HDFC Life shares rose as much as 2.2 percent to Rs 580 in early trade. The stock had closed at Rs 567.20 on Wednesday, up 2.16 percent ahead of the earnings announcement, but remains down 24.4 percent so far in 2026.
The insurer delivered a resilient performance for the April-June quarter, with value of new business (VNB) rising 8.5 percent year-on-year to Rs 879 crore, ahead of the CNBC-TV18 poll estimate of Rs 842 crore. VNB margin remained steady at 25 percent, comfortably above the Street expectation of 24.3 percent, reflecting continued focus on profitability despite changes in the tax regime.
Annualised Premium Equivalent (APE) increased 8.8 percent year-on-year to Rs 3,515 crore, ahead of estimates, while retail APE rose 6.9 percent to Rs 2,969 crore. New business premium grew 12 percent to Rs 8,143 crore, broadly in line with expectations. Profit after tax increased 12 percent to Rs 611 crore, while assets under management crossed Rs 4 lakh crore during the quarter.
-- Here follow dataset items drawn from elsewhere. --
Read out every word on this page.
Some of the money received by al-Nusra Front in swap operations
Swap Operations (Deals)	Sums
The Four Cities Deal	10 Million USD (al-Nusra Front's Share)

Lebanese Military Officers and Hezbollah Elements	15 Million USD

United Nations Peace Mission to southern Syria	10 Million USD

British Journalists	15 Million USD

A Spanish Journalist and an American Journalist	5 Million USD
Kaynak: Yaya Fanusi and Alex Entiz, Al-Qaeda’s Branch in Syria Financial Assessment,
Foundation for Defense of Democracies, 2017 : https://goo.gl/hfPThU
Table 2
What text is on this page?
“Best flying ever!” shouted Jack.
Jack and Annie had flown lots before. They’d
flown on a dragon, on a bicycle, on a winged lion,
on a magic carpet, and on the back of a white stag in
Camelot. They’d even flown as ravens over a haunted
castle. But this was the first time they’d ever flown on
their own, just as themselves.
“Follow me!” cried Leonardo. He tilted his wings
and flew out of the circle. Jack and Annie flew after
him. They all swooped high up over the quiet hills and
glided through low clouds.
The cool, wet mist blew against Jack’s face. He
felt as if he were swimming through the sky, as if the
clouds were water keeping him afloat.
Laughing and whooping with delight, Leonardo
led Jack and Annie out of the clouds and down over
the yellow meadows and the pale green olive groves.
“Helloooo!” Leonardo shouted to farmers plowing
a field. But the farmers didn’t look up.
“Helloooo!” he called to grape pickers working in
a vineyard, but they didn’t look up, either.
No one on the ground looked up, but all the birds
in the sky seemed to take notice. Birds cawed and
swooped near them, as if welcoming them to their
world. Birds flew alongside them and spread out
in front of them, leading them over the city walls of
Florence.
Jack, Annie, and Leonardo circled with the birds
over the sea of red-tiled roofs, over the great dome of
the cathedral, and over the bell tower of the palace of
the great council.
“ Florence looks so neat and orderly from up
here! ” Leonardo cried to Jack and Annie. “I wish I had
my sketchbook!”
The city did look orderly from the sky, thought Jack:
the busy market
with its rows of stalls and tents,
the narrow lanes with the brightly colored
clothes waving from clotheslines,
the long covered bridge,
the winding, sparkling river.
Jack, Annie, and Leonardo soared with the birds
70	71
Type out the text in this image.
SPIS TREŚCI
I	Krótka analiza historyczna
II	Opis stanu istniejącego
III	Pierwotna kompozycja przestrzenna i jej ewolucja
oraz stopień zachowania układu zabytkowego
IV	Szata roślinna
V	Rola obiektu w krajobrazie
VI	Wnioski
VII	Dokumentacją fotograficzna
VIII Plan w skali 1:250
Management said the company continued to benefit from a value-focused product mix and healthy traction in its protection business. Chief Financial Officer Niraj Shah said VNB margin would have been 25.6 percent, compared with 25.1 percent a year earlier, after excluding the impact of GST. Underlying profit growth, excluding the GST impact, stood at 17 percent during the quarter.
Following the results, Nomura upgraded HDFC Life to 'Buy', and raised its target price to Rs 730, implying an upside of about 29 percent from Wednesday's closing price.
The brokerage said the company delivered a VNB margin beat of around 100 basis points, while the GST-related drag on profitability is likely to persist for one more quarter. It expects HDFC Life to deliver 12 percent APE growth and 14 percent VNB growth in FY27.
Nomura said that the insurer's bancassurance channel remains weak, although trends in the agency channel are improving. It said the better product mix and resilient profitability provide confidence in earnings growth, while the stock's current valuation offers an attractive entry point despite a moderate growth outlook.